2012 is proving to be a wet dream for genre fans: The Avengers, The Hobbit and most certainly the return of Ridley Scott to fantastical filmmaking. For some back story please follow this link:
Alien: Prometheus trailer whets fanboy anticipation
As director Scott finalizes his update on the original Alien film that brought him genre acclaim, Prometheus (due out June 8th, 2012), there is considerable gnashing of teeth for his next return to earlier glories.
The 74 year old director Scott cut his teeth on 80’s cult Sci-Fi / Fantasy films: Alien, Blade Runner, Legend – done back to back. Many Michiana film fans believe that Scott is the greatest living genre filmmaker. As if to prove this to fans, the beloved director will be returning to his other fantasized film, Blade Runner for an update, sequel or something completely different?
The Speakeasy blog revealed that Scott said he is on board to direct a “Blade Runner” follow-up and has been interviewing writers who can help him with the screenplay. Scott says the new project is “liable to be a sequel. I think I’m close to finding a writer that might be able to help me deliver,” Scott says, “we’re quite a long way in, actually.” Scott says the new “Blade Runner” project is moving ahead “not with the past cast, of course.” No Deckard? “No, not really,” he says.
Although Blade Runner is now rightly considered a noir classic, at the time it went unappreciated. The boxoffice for the 1982 film was an underwhelming $27 million, quite a disappointment considering it cost $28 million (plus prints and advertising) to make. The film generated a considerable geek movement, as well as influence other film projects (Terry Gilliam’s Brazil comes instantly to mind). A serialization was offered to source material author Philip K. Dick to be released jointly with the film, which he dismissed forcing the novel Do Androids Dream of Electric Sheep to be reissued with the film’s title emblazoned upon it. Sequels followed in the 90’s, written by PKD friend K.W. Jeter. Blade Runner 2, 3 and 4 were followed by a series of comics published by Boom! Studios more recently in 2009.
Scott alludes to departing from the prior film’s characters which may distress fans but in actuality would perhaps bring a this new film closer to the original source material.

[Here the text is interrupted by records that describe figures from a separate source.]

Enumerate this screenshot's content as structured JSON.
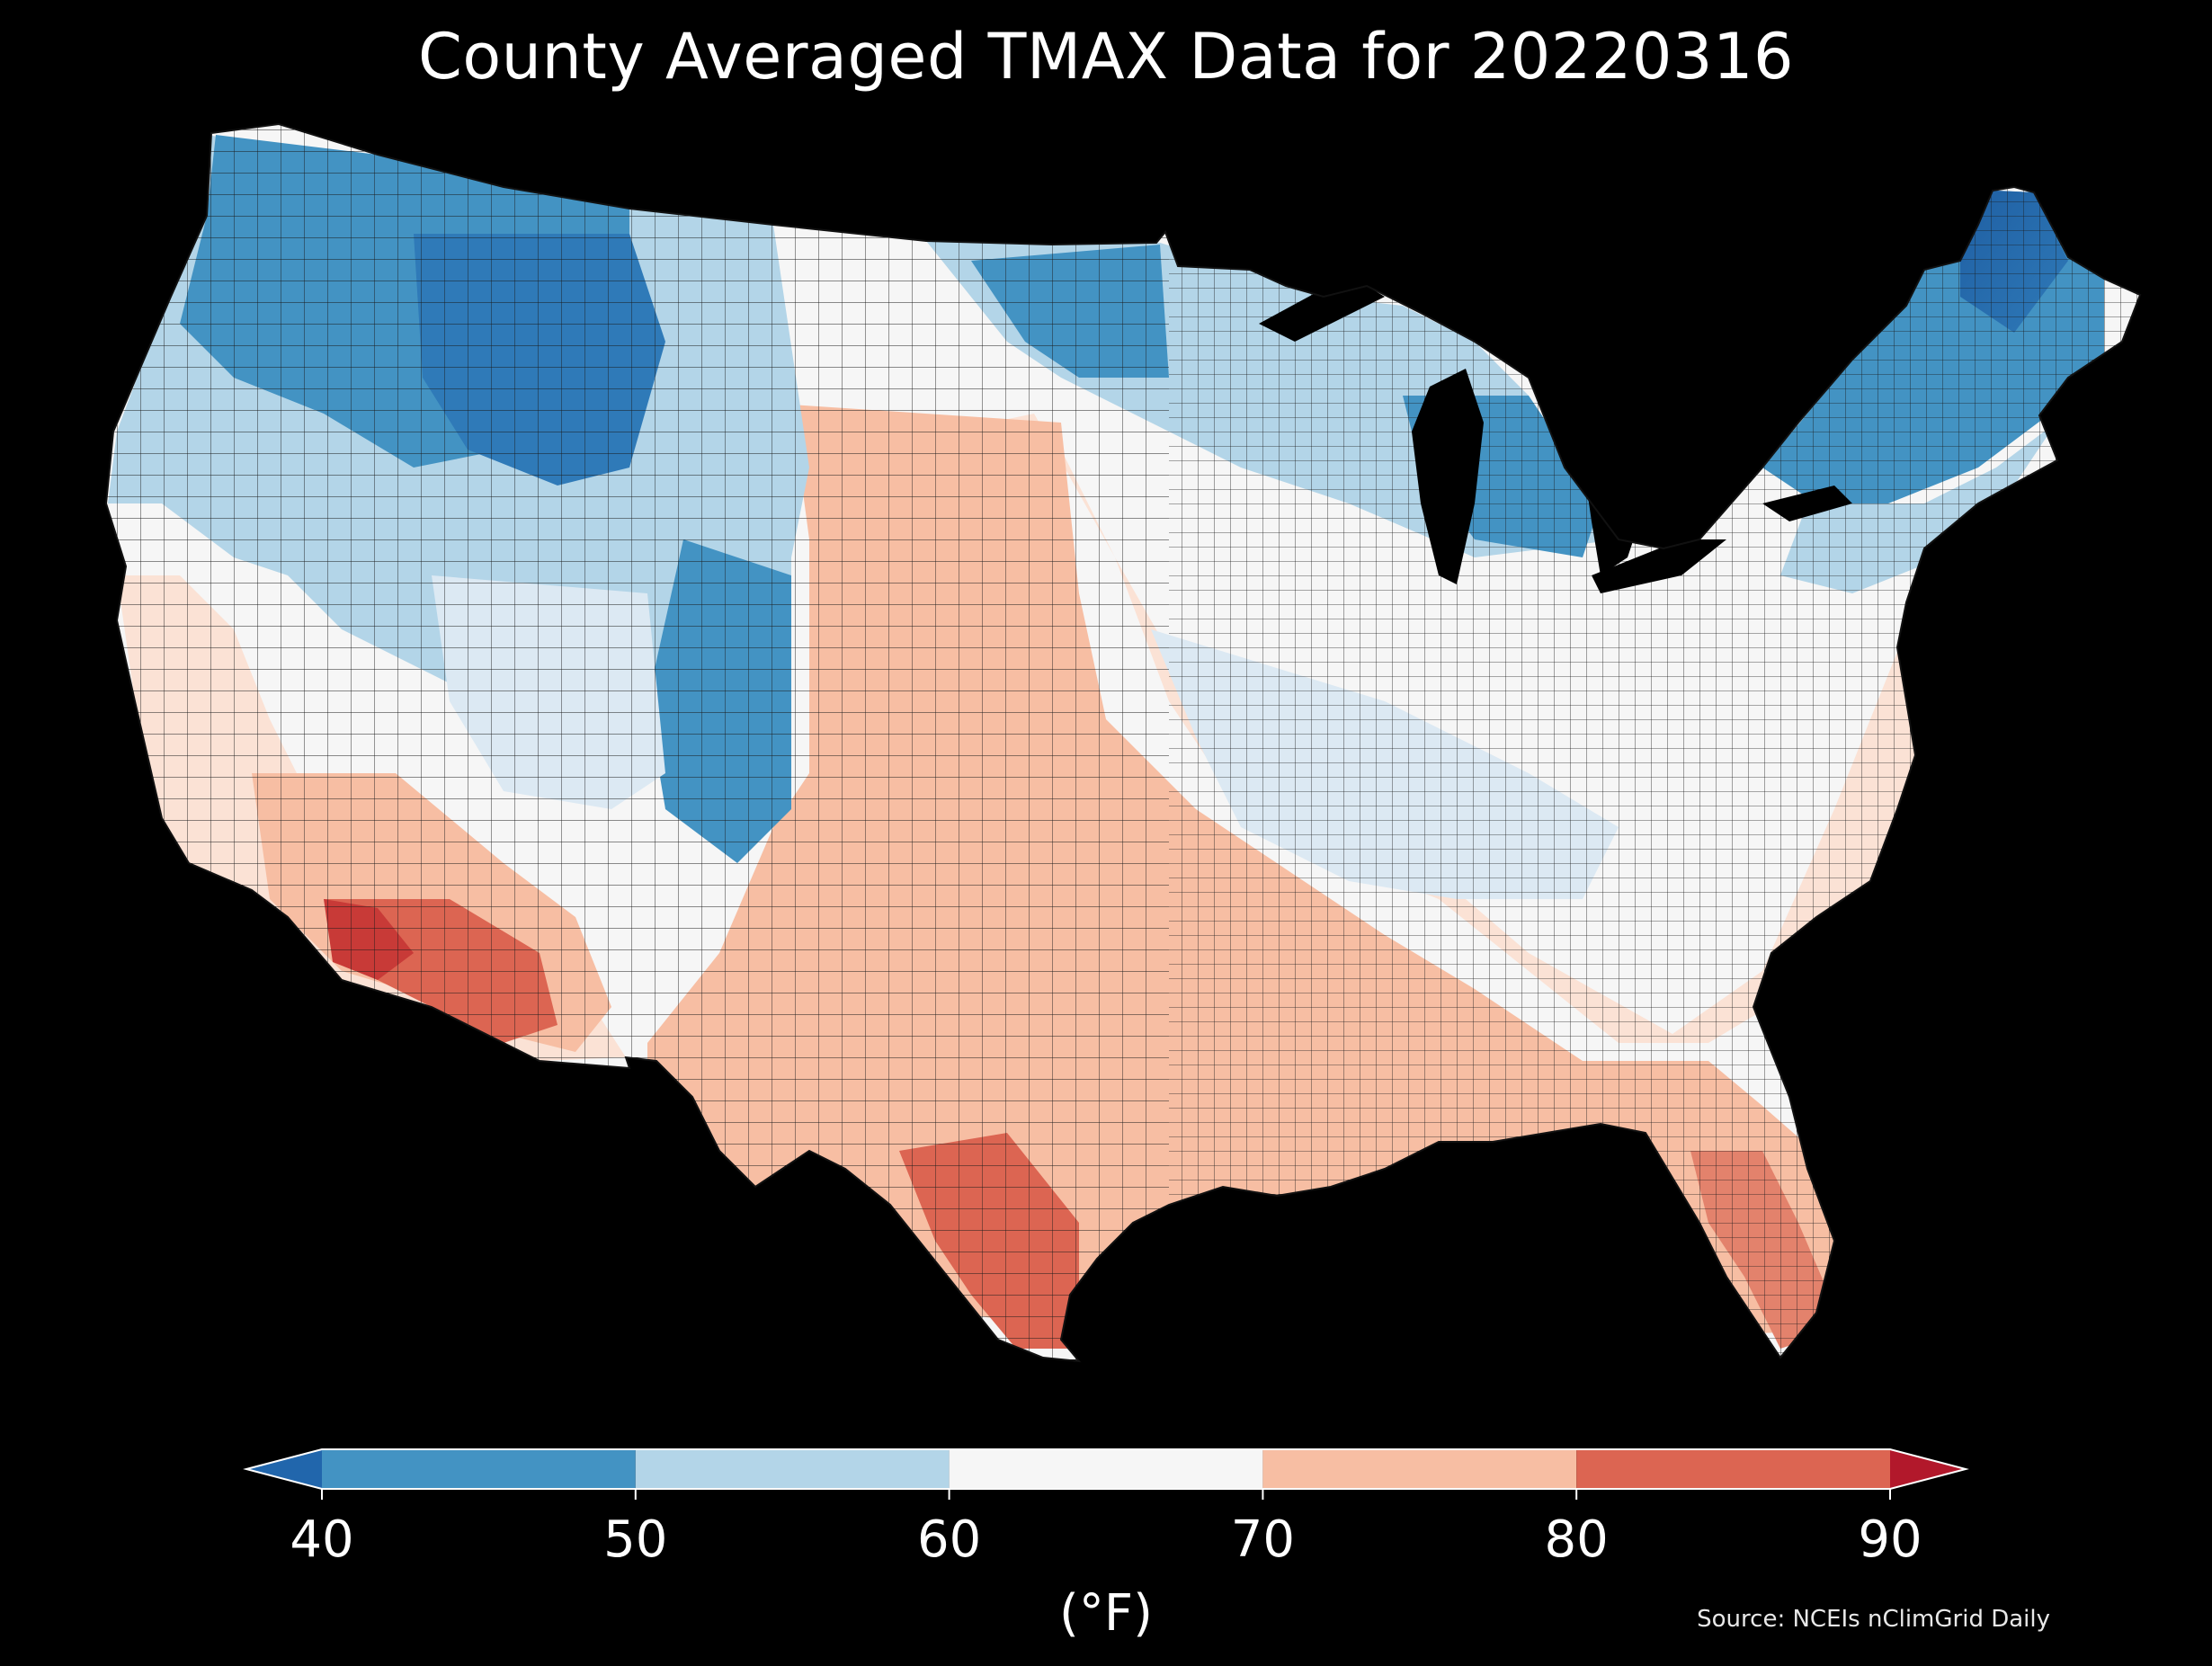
{
  "title": "County Averaged TMAX Data for 20220316",
  "colorbar": {
    "unit_label": "(°F)",
    "ticks": [
      "40",
      "50",
      "60",
      "70",
      "80",
      "90"
    ],
    "bins": [
      {
        "from": 40,
        "to": 50,
        "color": "#4393c3"
      },
      {
        "from": 50,
        "to": 60,
        "color": "#b3d5e8"
      },
      {
        "from": 60,
        "to": 70,
        "color": "#f6f6f6"
      },
      {
        "from": 70,
        "to": 80,
        "color": "#f7bea3"
      },
      {
        "from": 80,
        "to": 90,
        "color": "#dc6552"
      }
    ],
    "under_color": "#2166ac",
    "over_color": "#b2182b",
    "extend": "both"
  },
  "source": "Source: NCEIs nClimGrid Daily",
  "map_colors": {
    "background": "#000000",
    "county_borders": "#1a1a1a"
  }
}
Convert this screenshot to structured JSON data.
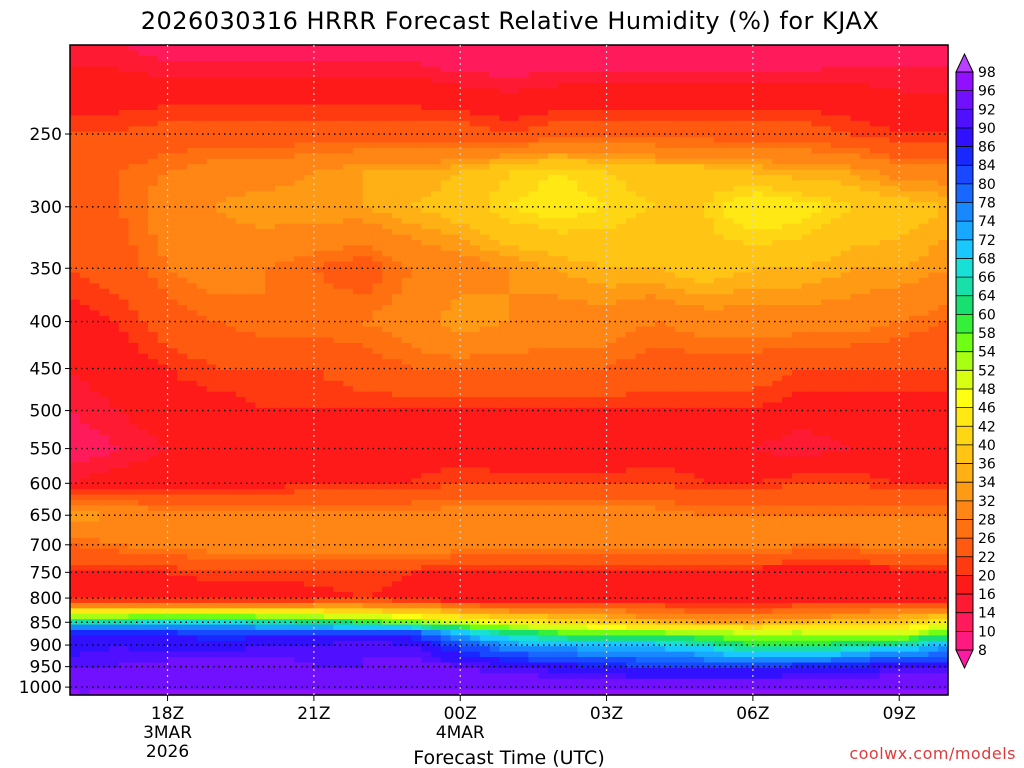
{
  "chart_data": {
    "type": "heatmap",
    "title": "2026030316 HRRR Forecast Relative Humidity (%) for KJAX",
    "xlabel": "Forecast Time (UTC)",
    "ylabel": "",
    "x_ticks": [
      {
        "hour": 2,
        "label": "18Z",
        "date": "3MAR",
        "year": "2026"
      },
      {
        "hour": 5,
        "label": "21Z"
      },
      {
        "hour": 8,
        "label": "00Z",
        "date": "4MAR"
      },
      {
        "hour": 11,
        "label": "03Z"
      },
      {
        "hour": 14,
        "label": "06Z"
      },
      {
        "hour": 17,
        "label": "09Z"
      }
    ],
    "xlim": [
      0,
      18
    ],
    "y_ticks": [
      "250",
      "300",
      "350",
      "400",
      "450",
      "500",
      "550",
      "600",
      "650",
      "700",
      "750",
      "800",
      "850",
      "900",
      "950",
      "1000"
    ],
    "y_values": [
      250,
      300,
      350,
      400,
      450,
      500,
      550,
      600,
      650,
      700,
      750,
      800,
      850,
      900,
      950,
      1000
    ],
    "ylim": [
      200,
      1020
    ],
    "y_scale": "log",
    "hours": [
      0,
      1,
      2,
      3,
      4,
      5,
      6,
      7,
      8,
      9,
      10,
      11,
      12,
      13,
      14,
      15,
      16,
      17,
      18
    ],
    "levels": [
      200,
      250,
      275,
      300,
      350,
      400,
      450,
      500,
      550,
      600,
      650,
      700,
      750,
      800,
      850,
      875,
      900,
      950,
      1000
    ],
    "rh": [
      [
        14,
        14,
        12,
        12,
        12,
        12,
        12,
        12,
        10,
        10,
        10,
        10,
        10,
        10,
        10,
        10,
        12,
        12,
        12
      ],
      [
        22,
        22,
        24,
        24,
        24,
        24,
        24,
        24,
        24,
        22,
        24,
        24,
        24,
        24,
        24,
        24,
        22,
        20,
        20
      ],
      [
        24,
        26,
        28,
        30,
        30,
        32,
        34,
        34,
        36,
        40,
        42,
        40,
        38,
        38,
        36,
        34,
        34,
        30,
        30
      ],
      [
        22,
        26,
        30,
        32,
        34,
        34,
        34,
        36,
        38,
        42,
        44,
        42,
        40,
        40,
        46,
        44,
        40,
        38,
        36
      ],
      [
        22,
        24,
        28,
        30,
        28,
        26,
        24,
        28,
        30,
        32,
        34,
        36,
        36,
        38,
        36,
        36,
        34,
        34,
        32
      ],
      [
        18,
        20,
        24,
        26,
        28,
        28,
        28,
        30,
        34,
        32,
        30,
        30,
        28,
        30,
        30,
        30,
        30,
        28,
        26
      ],
      [
        16,
        18,
        20,
        22,
        22,
        22,
        24,
        26,
        26,
        26,
        26,
        26,
        24,
        24,
        24,
        22,
        22,
        22,
        22
      ],
      [
        14,
        16,
        18,
        18,
        20,
        20,
        20,
        20,
        20,
        20,
        20,
        20,
        20,
        20,
        20,
        18,
        18,
        18,
        18
      ],
      [
        12,
        14,
        16,
        16,
        16,
        18,
        18,
        18,
        18,
        16,
        16,
        16,
        18,
        18,
        16,
        14,
        16,
        16,
        16
      ],
      [
        16,
        18,
        18,
        18,
        18,
        20,
        20,
        20,
        22,
        22,
        22,
        22,
        22,
        20,
        20,
        22,
        22,
        20,
        20
      ],
      [
        34,
        32,
        30,
        30,
        30,
        30,
        30,
        30,
        30,
        30,
        30,
        30,
        30,
        28,
        28,
        28,
        28,
        28,
        28
      ],
      [
        26,
        28,
        30,
        30,
        30,
        30,
        32,
        32,
        30,
        30,
        30,
        30,
        30,
        30,
        30,
        28,
        28,
        30,
        30
      ],
      [
        20,
        20,
        20,
        22,
        22,
        22,
        22,
        20,
        20,
        18,
        18,
        18,
        18,
        18,
        18,
        18,
        18,
        18,
        20
      ],
      [
        16,
        16,
        16,
        16,
        16,
        18,
        20,
        18,
        16,
        16,
        16,
        16,
        16,
        16,
        16,
        16,
        16,
        16,
        16
      ],
      [
        66,
        66,
        68,
        68,
        66,
        64,
        60,
        56,
        50,
        46,
        42,
        40,
        36,
        34,
        34,
        36,
        38,
        40,
        44
      ],
      [
        86,
        88,
        86,
        84,
        84,
        84,
        86,
        84,
        72,
        64,
        60,
        56,
        56,
        56,
        52,
        54,
        50,
        50,
        60
      ],
      [
        88,
        90,
        88,
        88,
        90,
        90,
        92,
        90,
        82,
        74,
        72,
        70,
        70,
        66,
        60,
        60,
        62,
        66,
        72
      ],
      [
        92,
        92,
        94,
        94,
        94,
        92,
        92,
        94,
        92,
        90,
        88,
        86,
        84,
        84,
        84,
        86,
        86,
        90,
        90
      ],
      [
        96,
        96,
        96,
        96,
        96,
        96,
        96,
        96,
        96,
        96,
        96,
        96,
        96,
        96,
        96,
        96,
        96,
        96,
        96
      ]
    ],
    "colorbar": {
      "levels": [
        8,
        10,
        14,
        16,
        20,
        22,
        26,
        28,
        32,
        34,
        36,
        40,
        42,
        46,
        48,
        52,
        54,
        58,
        60,
        64,
        66,
        68,
        72,
        74,
        78,
        80,
        84,
        86,
        90,
        92,
        96,
        98
      ],
      "labels": [
        "98",
        "96",
        "92",
        "90",
        "86",
        "84",
        "80",
        "78",
        "74",
        "72",
        "68",
        "66",
        "64",
        "60",
        "58",
        "54",
        "52",
        "48",
        "46",
        "42",
        "40",
        "36",
        "34",
        "32",
        "28",
        "26",
        "22",
        "20",
        "16",
        "14",
        "10",
        "8"
      ]
    },
    "grid": true,
    "legend": "right"
  },
  "credit": "coolwx.com/models"
}
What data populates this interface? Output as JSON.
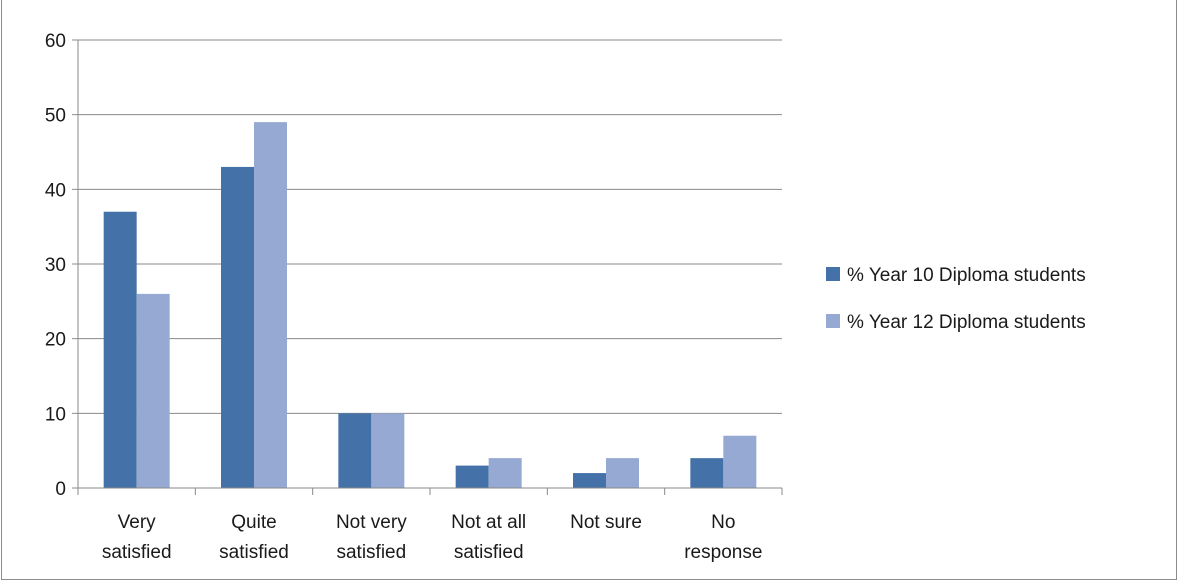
{
  "chart_data": {
    "type": "bar",
    "title": "",
    "xlabel": "",
    "ylabel": "",
    "categories": [
      [
        "Very",
        "satisfied"
      ],
      [
        "Quite",
        "satisfied"
      ],
      [
        "Not very",
        "satisfied"
      ],
      [
        "Not at all",
        "satisfied"
      ],
      [
        "Not sure"
      ],
      [
        "No",
        "response"
      ]
    ],
    "series": [
      {
        "name": "% Year 10 Diploma students",
        "color": "#4472a8",
        "values": [
          37,
          43,
          10,
          3,
          2,
          4
        ]
      },
      {
        "name": "% Year 12 Diploma students",
        "color": "#95a9d3",
        "values": [
          26,
          49,
          10,
          4,
          4,
          7
        ]
      }
    ],
    "ylim": [
      0,
      60
    ],
    "yticks": [
      "0",
      "10",
      "20",
      "30",
      "40",
      "50",
      "60"
    ],
    "grid": true,
    "legend_position": "right"
  }
}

As typical of adaptation (esp of PKD’s work), only a small portion of the source material is used for the film to extrapolate from. Therefore a return to said material stands to yield a wealth of material heretofore unseen, cinematically. The same could be said for Prometheus, which revisits Alien territory, but in a different, perhaps more intelligent viewpoint.
Michiana Ridley Scott fans can revisit their favorites by visiting their local Barnes & Noble store, or their local St. Joseph County Public Library or Mishawaka Public Library where both literary and filmed versions of Scott and Philip K. Dick’s classics await.